Discuss: Classes are well supported in D, with Design by Contracts. Shouldn't we take advantage of that?

Mike Parker aldacron at gmail.com
Sat Sep 13 01:00:17 UTC 2025


On Saturday, 13 September 2025 at 00:43:38 UTC, Brother Bill 
wrote:
> I'm not clear about why 'class'es are on the 'avoid' list.
>
> D has excellent support for Single inheritance, Interfaces, 
> Design by Contract (DbC), GC, etc.
> I'm aware that there is a small run time cost for selecting the 
> right virtual method.
>
> To reduce this cost, one must final-ize methods that don't need 
> to be overridden.
>
> Using classes is a major reason that I chose D.
> Outside of Eiffel language, D comes closest to supporting DbC.
> Even .NET has abandoned supporting DbC.

What 'avoid list'? Plenty of D programmers use classes. If they 
make sense for a specific scenario according to how you want to 
architect your software, then go ahead and use them.

Some people prefer to avoid them because they, by default, 
require GC allocation. There are two basic concepts to keep in 
mind:

* the more often you allocate from the GC, the more opportunities 
it has to run;
* the more memory you allocate from the GC, the more memory it 
has to scan.

In other words, allocate only what you really need and avoid 
allocations in hotspots.

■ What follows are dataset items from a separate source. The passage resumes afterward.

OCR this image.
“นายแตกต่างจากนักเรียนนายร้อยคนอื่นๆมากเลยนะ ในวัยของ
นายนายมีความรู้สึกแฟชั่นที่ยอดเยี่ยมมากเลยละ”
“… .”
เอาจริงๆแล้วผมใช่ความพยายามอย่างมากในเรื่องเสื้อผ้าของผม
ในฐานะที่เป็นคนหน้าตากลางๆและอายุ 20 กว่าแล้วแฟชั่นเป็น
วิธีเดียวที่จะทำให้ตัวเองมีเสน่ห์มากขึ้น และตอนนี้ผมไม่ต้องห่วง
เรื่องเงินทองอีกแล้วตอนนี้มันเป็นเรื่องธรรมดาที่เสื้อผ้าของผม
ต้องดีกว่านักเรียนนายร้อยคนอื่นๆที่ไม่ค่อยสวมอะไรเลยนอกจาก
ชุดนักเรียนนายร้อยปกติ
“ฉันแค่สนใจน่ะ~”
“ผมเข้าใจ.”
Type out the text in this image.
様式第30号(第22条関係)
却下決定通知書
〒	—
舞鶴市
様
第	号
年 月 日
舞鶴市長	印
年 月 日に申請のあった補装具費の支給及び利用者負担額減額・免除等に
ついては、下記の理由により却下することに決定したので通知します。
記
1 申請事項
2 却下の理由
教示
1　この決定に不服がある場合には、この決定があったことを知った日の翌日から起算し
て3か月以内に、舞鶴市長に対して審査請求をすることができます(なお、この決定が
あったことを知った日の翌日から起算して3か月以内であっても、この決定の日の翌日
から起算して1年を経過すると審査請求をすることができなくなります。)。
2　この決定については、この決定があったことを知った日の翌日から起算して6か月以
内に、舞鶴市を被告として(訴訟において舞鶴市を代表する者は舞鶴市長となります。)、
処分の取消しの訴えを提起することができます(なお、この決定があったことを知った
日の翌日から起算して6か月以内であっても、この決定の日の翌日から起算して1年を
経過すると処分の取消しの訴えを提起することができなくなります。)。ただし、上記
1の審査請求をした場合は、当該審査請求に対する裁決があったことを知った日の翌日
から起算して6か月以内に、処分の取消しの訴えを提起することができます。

The goal is to minimize GC pressure.

There are different strategies to get there, like using structs 
for POD types or when you don't really need inheritance, 
preallocating before hot spots, using free lists to recycle 
objects, etc. Some of that is architectural and should be decided 
beforehand, some of it is only what you think about when you need 
to optimize.

Regardless, you'll be fine most of the time without needing to 
worry about most of that. Just remember that D is not Java and 
everything doesn't need to be a class.